Tolunay also emphasizes that the sale of ‘Pandemic’ work on blockchain is important in terms of proving the value of art:
“With this sale, the value of Fractal Istanbul has also been proven in daily life and my name is well established in the world of digital art. This is a proud thing. Of course, there was anxiety. When you enter that channel, you may not be able to meet your expectations and you may experience disappointment. I feel well positioned and have met with a result I expected. “
Saying that his ‘Pandemic’ piece found buyers a few hours after it was put on sale, Tolunay attributes this success to Istanbul as a city.
“Istanbul is so known and a magical city that it attracts attention wherever it shows itself. If we look at it from another perspective, putting sesame-scented Istanbul with its mosques and bridges among the futuristic works in the NFT world distinguished it from the others of course.”
‘NFT is a tool, not a purpose’
Tolunay, who told the story of the ‘living and timeless’ Istanbul maps, which he completed with months of work in an interview he gave to BBC Turkish last October, thinks that it is important to keep up with the times as an artist, and says that NFT is not a purpose but a tool:
“I still express myself as an urbanizer. I am not an NFT artist, I am an urbanizer. NFT should be a tool, not a purpose. I would paint on the cave wall if I lived in primitive ages, I would paint oil painting in the Middle Ages. “I live in this age and today a new tool came out, and I use it. All of these are tools. The wall was a tool when the picture was drawn on it, and now NFT is a tool. The goal is not to make money, the goal is communication,” he says.

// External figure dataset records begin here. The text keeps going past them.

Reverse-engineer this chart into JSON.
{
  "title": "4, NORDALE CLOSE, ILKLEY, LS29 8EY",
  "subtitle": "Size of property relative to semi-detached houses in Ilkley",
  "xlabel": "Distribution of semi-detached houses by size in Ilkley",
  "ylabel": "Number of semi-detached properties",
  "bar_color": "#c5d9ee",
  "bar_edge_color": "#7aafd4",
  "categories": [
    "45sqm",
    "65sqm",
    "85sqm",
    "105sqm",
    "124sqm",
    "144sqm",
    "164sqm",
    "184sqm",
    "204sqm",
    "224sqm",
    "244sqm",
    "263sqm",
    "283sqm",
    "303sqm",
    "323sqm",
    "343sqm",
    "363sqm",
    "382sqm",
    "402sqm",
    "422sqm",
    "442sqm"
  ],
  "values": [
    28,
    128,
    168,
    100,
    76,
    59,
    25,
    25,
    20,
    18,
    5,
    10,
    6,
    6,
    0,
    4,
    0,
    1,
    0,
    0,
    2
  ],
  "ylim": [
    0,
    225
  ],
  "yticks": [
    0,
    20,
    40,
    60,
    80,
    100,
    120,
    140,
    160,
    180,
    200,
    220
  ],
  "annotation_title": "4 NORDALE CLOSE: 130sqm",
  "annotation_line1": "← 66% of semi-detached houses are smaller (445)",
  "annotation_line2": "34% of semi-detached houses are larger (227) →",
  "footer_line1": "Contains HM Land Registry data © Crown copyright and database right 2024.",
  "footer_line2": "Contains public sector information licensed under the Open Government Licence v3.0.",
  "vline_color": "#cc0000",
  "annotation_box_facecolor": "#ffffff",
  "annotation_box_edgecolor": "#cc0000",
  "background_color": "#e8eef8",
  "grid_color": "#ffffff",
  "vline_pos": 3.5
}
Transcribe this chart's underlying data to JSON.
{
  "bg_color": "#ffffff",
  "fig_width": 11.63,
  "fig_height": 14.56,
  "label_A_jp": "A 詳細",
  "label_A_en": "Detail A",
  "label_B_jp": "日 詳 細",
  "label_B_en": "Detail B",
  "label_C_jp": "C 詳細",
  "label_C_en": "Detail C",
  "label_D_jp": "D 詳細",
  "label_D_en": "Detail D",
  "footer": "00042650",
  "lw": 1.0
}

‘Visual arts took on the role of icebreaker’
Tolunay also argues that this innovation in the digital world is an important development for the visual arts:
“The music and cinema sector is generally leading in these matters, but we are now positioned as a pioneer in this field, which is a great chance. As visual arts, we have assumed the role of a kind of icebreaker. Turkish artists have adapted very quickly in this rising trend in the world,” he says. .
Two Turkish artist who has made a name as Refik Anadol and Murat Pak names in the world of art crypto.
Recently, different comments have been made on the future of NFTs. The opinion that NFTs are triggered by being in the digital world more due to the pandemic and that this enthusiasm will fade like a ‘bubble’ is quite common. However, the number of those who believe that the NFT rush will continue is not few.
Tolunay thinks that NFT will affect many sectors as well as the art world, but it is necessary to be cautious about this change.
“It is clear that NFT is an innovation, it can be said that it works more fairly than the current system. But we should not see it as a sacred savior, or call it a ‘revolution.” “But we shouldn’t believe in this sweet dream right away. We will see how it will take shape in real life in the coming days,” he explains.